Juge de la Cour suprême, vous vous faites un point d’honneur de relire minutieusement la version traduite de vos jugements. Une volonté instruite par l’expérience, sans doute…

À la Cour suprême du Canada, toutes les auditions de même que toutes nos décisions sont rendues dans les deux langues officielles du pays. J’estime que cet aspect fondamental du fonctionnement de notre pays doit être soutenu avec vigueur et c’est la raison pour laquelle je me fais un point d’honneur de m’assurer que mes motifs soient convenablement traduits dans les deux langues officielles avec la même intensité qui marque sa rédaction d’origine.

 

Comme juge, quand accédez-vous à des instants de joies? Dit autrement, quelles sont vos sources de motivation pour imaginer exercer vos hautes responsabilités possiblement jusqu’à l’âge de 75 ans?
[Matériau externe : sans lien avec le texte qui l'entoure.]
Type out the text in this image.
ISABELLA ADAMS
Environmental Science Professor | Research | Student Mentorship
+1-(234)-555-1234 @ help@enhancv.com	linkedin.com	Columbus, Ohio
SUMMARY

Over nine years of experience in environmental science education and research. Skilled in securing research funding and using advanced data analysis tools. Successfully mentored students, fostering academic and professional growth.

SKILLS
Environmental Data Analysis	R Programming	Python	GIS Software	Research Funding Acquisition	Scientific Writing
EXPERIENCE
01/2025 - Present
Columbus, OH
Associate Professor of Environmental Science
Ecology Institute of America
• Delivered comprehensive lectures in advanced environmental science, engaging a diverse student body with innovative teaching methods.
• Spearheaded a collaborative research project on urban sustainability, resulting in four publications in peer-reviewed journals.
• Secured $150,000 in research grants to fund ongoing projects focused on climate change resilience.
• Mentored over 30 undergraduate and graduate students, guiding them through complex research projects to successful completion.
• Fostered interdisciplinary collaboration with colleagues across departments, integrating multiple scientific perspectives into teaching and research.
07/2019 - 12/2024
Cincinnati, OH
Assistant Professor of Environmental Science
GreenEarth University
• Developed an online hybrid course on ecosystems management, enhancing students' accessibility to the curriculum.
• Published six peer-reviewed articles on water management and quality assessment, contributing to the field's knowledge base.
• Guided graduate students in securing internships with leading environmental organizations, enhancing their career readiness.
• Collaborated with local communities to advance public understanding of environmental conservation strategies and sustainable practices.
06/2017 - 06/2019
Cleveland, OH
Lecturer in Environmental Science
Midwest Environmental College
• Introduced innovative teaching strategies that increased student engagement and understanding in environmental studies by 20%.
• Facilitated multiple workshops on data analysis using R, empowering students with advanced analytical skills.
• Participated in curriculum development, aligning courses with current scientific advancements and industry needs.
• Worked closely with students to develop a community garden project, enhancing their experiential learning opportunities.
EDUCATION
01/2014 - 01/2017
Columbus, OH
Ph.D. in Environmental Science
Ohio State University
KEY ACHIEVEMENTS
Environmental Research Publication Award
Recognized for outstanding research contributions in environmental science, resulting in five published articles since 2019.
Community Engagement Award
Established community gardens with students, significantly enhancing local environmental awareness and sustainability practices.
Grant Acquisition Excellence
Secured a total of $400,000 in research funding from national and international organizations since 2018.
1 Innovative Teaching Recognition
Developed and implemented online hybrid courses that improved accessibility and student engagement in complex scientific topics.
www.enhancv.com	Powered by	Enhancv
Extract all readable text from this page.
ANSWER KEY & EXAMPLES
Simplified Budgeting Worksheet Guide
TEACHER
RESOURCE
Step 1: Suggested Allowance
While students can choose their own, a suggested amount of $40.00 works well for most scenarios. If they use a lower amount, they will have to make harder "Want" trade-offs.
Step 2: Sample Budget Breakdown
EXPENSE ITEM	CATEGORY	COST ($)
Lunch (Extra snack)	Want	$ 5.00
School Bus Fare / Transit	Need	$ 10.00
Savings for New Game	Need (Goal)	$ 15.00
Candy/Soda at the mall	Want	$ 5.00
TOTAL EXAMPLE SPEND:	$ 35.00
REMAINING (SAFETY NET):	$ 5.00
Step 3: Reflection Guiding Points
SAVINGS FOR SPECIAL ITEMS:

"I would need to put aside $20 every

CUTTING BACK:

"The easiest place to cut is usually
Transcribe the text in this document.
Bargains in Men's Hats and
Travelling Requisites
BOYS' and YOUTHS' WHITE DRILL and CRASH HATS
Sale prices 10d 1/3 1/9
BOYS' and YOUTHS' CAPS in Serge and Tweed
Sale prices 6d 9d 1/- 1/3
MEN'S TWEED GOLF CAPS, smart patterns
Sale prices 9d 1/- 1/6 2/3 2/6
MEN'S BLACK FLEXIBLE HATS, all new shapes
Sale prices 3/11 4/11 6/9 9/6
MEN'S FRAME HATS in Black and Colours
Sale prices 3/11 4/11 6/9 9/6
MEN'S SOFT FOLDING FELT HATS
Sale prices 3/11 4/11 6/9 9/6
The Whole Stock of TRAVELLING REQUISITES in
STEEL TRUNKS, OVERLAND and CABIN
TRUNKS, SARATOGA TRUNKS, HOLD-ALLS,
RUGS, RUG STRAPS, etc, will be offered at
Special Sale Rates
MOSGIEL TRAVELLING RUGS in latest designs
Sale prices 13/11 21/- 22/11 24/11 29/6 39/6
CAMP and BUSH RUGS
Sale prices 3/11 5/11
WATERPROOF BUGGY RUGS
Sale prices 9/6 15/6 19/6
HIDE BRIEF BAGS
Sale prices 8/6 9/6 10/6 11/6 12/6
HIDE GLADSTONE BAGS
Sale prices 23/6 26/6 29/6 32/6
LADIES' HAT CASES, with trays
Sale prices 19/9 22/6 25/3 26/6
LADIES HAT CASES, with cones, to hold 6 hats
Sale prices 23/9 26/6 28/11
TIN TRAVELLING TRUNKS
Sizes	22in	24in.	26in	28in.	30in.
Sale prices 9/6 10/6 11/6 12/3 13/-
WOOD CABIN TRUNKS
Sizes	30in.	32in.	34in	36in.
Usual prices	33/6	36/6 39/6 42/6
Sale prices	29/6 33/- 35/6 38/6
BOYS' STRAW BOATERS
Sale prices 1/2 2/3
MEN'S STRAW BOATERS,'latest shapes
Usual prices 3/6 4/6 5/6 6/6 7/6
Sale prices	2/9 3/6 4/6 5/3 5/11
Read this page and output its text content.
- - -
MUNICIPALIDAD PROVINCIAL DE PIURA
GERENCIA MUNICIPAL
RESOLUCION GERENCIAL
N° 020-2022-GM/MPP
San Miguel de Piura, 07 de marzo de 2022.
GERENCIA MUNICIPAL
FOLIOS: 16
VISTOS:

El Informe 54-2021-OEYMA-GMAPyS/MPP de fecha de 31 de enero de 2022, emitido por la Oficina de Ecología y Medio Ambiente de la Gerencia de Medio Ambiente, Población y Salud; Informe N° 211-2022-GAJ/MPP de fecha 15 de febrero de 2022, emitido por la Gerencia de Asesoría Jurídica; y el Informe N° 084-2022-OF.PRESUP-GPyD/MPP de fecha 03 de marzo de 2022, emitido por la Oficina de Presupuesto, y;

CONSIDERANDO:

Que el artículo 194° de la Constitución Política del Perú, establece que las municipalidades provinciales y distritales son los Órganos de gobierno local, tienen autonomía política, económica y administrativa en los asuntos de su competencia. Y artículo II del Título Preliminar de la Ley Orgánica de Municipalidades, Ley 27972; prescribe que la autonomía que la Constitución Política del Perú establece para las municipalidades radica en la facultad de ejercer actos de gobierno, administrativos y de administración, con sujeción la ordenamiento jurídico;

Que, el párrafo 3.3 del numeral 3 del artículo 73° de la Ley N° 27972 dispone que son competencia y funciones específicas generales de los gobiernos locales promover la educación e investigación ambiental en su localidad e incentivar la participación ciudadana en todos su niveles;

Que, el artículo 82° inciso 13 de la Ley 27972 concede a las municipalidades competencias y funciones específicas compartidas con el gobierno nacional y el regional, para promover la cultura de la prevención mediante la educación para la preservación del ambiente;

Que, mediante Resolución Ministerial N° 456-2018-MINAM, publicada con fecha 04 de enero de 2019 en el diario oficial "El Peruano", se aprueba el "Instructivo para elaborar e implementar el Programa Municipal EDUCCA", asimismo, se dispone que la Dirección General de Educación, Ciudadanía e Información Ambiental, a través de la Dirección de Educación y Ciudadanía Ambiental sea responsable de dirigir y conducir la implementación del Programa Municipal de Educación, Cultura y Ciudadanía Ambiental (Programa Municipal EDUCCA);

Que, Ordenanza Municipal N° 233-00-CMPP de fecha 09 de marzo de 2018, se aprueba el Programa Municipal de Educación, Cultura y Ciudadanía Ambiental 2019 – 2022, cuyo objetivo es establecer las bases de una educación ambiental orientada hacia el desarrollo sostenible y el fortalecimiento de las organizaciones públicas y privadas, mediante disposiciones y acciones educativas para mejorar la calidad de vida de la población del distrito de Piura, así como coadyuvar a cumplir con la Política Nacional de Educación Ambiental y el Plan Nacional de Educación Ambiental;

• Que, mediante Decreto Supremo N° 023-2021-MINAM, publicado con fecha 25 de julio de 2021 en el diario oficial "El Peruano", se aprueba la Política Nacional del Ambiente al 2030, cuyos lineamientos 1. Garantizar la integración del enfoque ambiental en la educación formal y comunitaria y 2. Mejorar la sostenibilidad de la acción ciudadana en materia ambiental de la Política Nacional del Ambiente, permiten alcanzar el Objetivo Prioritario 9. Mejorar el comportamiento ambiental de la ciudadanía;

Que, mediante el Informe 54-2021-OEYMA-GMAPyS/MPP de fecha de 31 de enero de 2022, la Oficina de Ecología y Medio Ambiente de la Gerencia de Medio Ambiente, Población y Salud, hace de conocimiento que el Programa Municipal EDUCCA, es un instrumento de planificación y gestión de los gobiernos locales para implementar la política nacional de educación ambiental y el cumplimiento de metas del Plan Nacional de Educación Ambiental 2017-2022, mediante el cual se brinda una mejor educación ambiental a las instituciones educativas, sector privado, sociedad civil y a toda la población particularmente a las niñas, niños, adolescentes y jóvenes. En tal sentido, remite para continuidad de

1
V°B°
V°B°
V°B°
Évidemment, la fonction de juge à la Cour est exigeante et je tente dans la mesure du possible de profiter des moments de répit en pratiquant mes sports préférés tel que le golf, le vélo et course à pied en été et ski de fond et alpin en hiver. J’estime que je suis extrêmement privilégié de pouvoir occuper mes fonctions à la Cour et d’avoir l’unique chance d’assurer un impact positif pour mes concitoyens et surtout pour les générations montantes. Vous ne serez pas surpris d’apprendre que je me plais à penser à mes petits-enfants lorsque je dois décider de questions qui auront un impact sur leur avenir dans plusieurs années. Voilà sûrement une de mes plus grandes sources de motivation!


Il serait très intéressant de connaître les réflexions que vous inspirent les jugements rendus par la Cour suprême du Canada sur l’article 23 de la Charte canadienne des droits et libertés…

Vous comprendrez qu’il serait plutôt délicat de ma part de vous transmettre mes réflexions sur ce que m’inspirent les jugements de notre Cour sur l’article 23 de la Charte canadienne des droits et libertés. Cependant, je peux témoigner de ma grande satisfaction du souci dont a fait preuve la Cour suprême du Canada depuis l’adoption de la Charte afin d’apporter une impulsion déterminante à cet article dont la raison d’être est d’assurer la protection des langues officielles au Canada et l’appui essentiel au développement et à la pérennité des minorités francophones partout au pays. Il appartient à tous les intéressés de continuer à faire preuve de vigilance.